When I interviewed there in early 2010 they still used LISP. They said it was mostly because their hires fresh out of MIT wanted to use it, so I don't know whether they will continue to use it now that their MIT kids will no longer want to use it...
Scheme is no longer used in the introductory EECS course, but that doesn't mean there won't still be a lot of MIT grads hooked on the Lisp family of languages. (I think ITA uses Common Lisp.)
I imagine rewriting a large code base in any language to be very expensive, I doubt somebody can justify such an expense just because a bunch of new hires don't want to use a language. Companies don't rewrite java apps in lisp because a new of college grads don't want to use java.

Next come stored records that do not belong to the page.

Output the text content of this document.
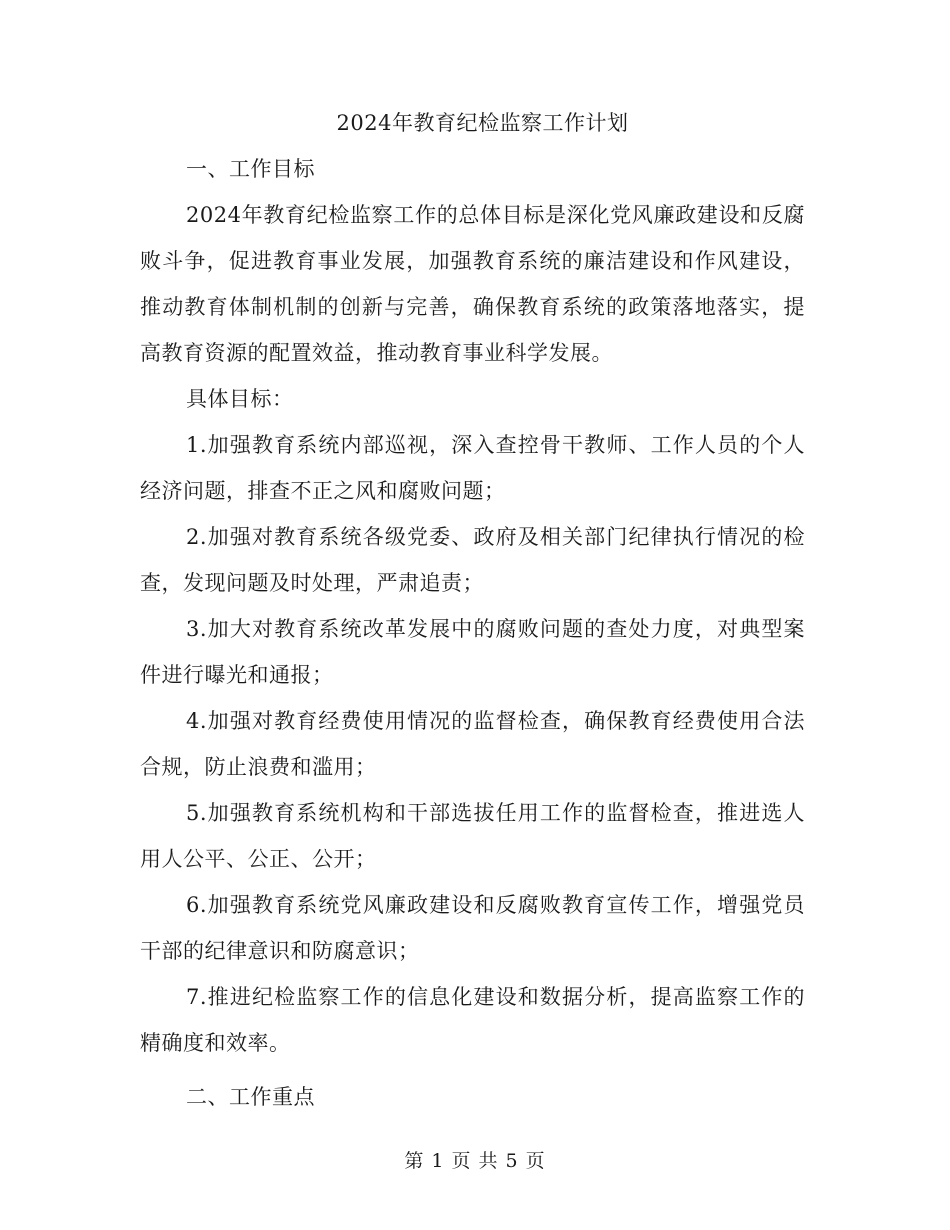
2024年教育纪检监察工作计划

一、工作目标

2024年教育纪检监察工作的总体目标是深化党风廉政建设和反腐败斗争，促进教育事业发展，加强教育系统的廉洁建设和作风建设，推动教育体制机制的创新与完善，确保教育系统的政策落地落实，提高教育资源的配置效益，推动教育事业科学发展。

具体目标：

1.加强教育系统内部巡视，深入查控骨干教师、工作人员的个人经济问题，排查不正之风和腐败问题；

2.加强对教育系统各级党委、政府及相关部门纪律执行情况的检查，发现问题及时处理，严肃追责；

3.加大对教育系统改革发展中的腐败问题的查处力度，对典型案件进行曝光和通报；

4.加强对教育经费使用情况的监督检查，确保教育经费使用合法合规，防止浪费和滥用；

5.加强教育系统机构和干部选拔任用工作的监督检查，推进选人用人公平、公正、公开；

6.加强教育系统党风廉政建设和反腐败教育宣传工作，增强党员干部的纪律意识和防腐意识；

7.推进纪检监察工作的信息化建设和数据分析，提高监察工作的精确度和效率。

二、工作重点

第 1 页 共 5 页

I can't say i disagree with BigCo on this one. If one wishes to use better languages the options are to switch jobs, start your own company or stay, but push to augment the existing codebase with other JVM languages. Clojure and Scala people have had some success starting skunkworks projects. But a complete switch? In most cases thats insanity. Companies have actually died trying to rewrite their apps from scratch. And even a slow gradual rewrite might take too long and be too expensive, not to mention not bringing any immediate benefits, because you're not adding new functionality and fixing existing bugs.